The crafty agent had chosen a little
room looking out on to the boulevard. Not that it was more
spacious or elegant than the others, but it was isolated, and this
was a very great advantage; for every one knows how unsafe and
perfidious are those so-called private rooms which are merely
separated from each other by a thin partition, scarcely thicker
than a sheet of paper. It was not long before M. Fortunat had
reason to congratulate himself on his foresight, for the breakfast
began with a dish of shrimps, and M. Casimir had not finished his
twelfth, washed down by a glass of chablis, before he declared
that he could see no impropriety in confiding certain things to a
friend.
The events of the morning had completely turned his head; and
gratified vanity and good cheer excited him to such a degree that
he discoursed with unwonted volubility.
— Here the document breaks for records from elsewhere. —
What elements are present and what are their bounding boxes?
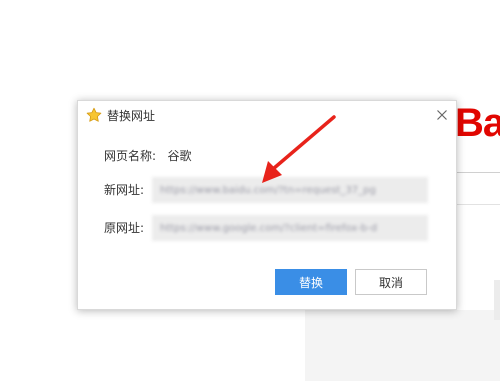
background-scroll-edge [494, 280, 500, 320]
baidu-logo: Ba [455, 101, 500, 145]
replace-url-dialog: 替换网址 网页名称: 谷歌 新网址: 原网址: 替换 取消 [77, 100, 457, 310]
page-name-row: 网页名称: 谷歌 [104, 149, 192, 163]
page-name-value: 谷歌 [167, 149, 192, 163]
new-url-field[interactable] [152, 177, 428, 203]
close-icon[interactable] [434, 107, 450, 123]
cancel-button[interactable]: 取消 [355, 269, 427, 295]
search-box-border-bottom [455, 204, 500, 205]
original-url-field[interactable] [152, 215, 428, 241]
search-box-border [455, 172, 500, 173]
dialog-titlebar: 替换网址 [78, 101, 456, 131]
replace-button[interactable]: 替换 [275, 269, 347, 295]
page-name-label: 网页名称: [104, 149, 157, 163]
background-panel [305, 310, 500, 381]
original-url-label: 原网址: [104, 221, 145, 235]
dialog-title: 替换网址 [107, 109, 156, 123]
star-icon [86, 107, 102, 123]
new-url-label: 新网址: [104, 183, 145, 197]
With total disregard of
prudence, he talked with inexcusable freedom of the Count de
Chalusse, and M. de Valorsay, and especially of his enemy,
Mademoiselle Marguerite. "For it is she," he exclaimed, rapping
on the table with his knife--"it is she who has taken the missing
millions! How she did it, no one will ever know, for she has not
an equal in craftiness; but it's she who has stolen them, I'm sure
of it! I would have taken my oath to that effect before the
magistrate, and I would have proved it, too, if he hadn't taken
her part because she's pretty--for she is devilishly pretty.